The Effects on Parapatric Divergence of Linkage between Preference and Trait Loci versus Pleiotropy.

Attempts to uncover the genetic basis of female mating preferences and male signals involved in reproductive isolation have discovered intriguing cases in which loci contributing to these traits co-localize in their chromosomal positions. Such discoveries raise the question of whether alleles at certain loci contribute pleiotropically to male and female components of premating reproductive isolation, versus whether these loci are merely tightly linked. Here we use population genetic models to assess the degree to which these alternatives affect both short term and equilibrium patterns of trait (signal) and preference divergence. We take advantage of the fact that in the case of secondary contact between populations exchanging migrants, patterns of divergence across the range of preference strengths differ markedly when preferences and traits are controlled by the same locus (the case of phenotype matching) versus when they are on separate chromosomes.
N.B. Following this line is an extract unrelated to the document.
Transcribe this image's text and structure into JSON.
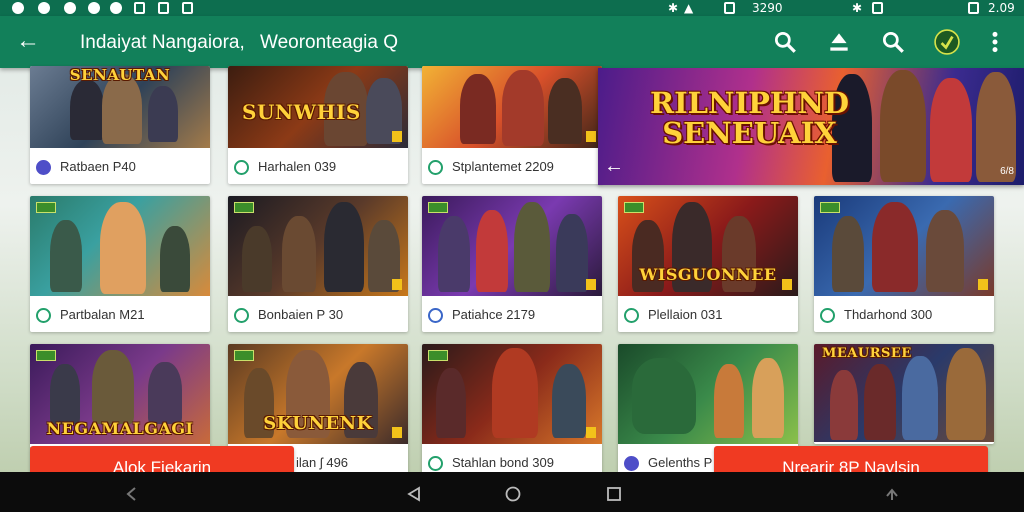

We find that tight linkage between preference and trait loci can mimic the pleiotropic pattern for many generations (roughly the reciprocal of the recombination rate), but that any recombination ultimately results in equilibrium patterns of divergence far more similar to those found when preferences and traits are on separate chromosomes. In general, our finding that pleiotropy results in quite different long-term patterns from tight linkage highlights the importance of distinguishing between these possibilities in empirical systems.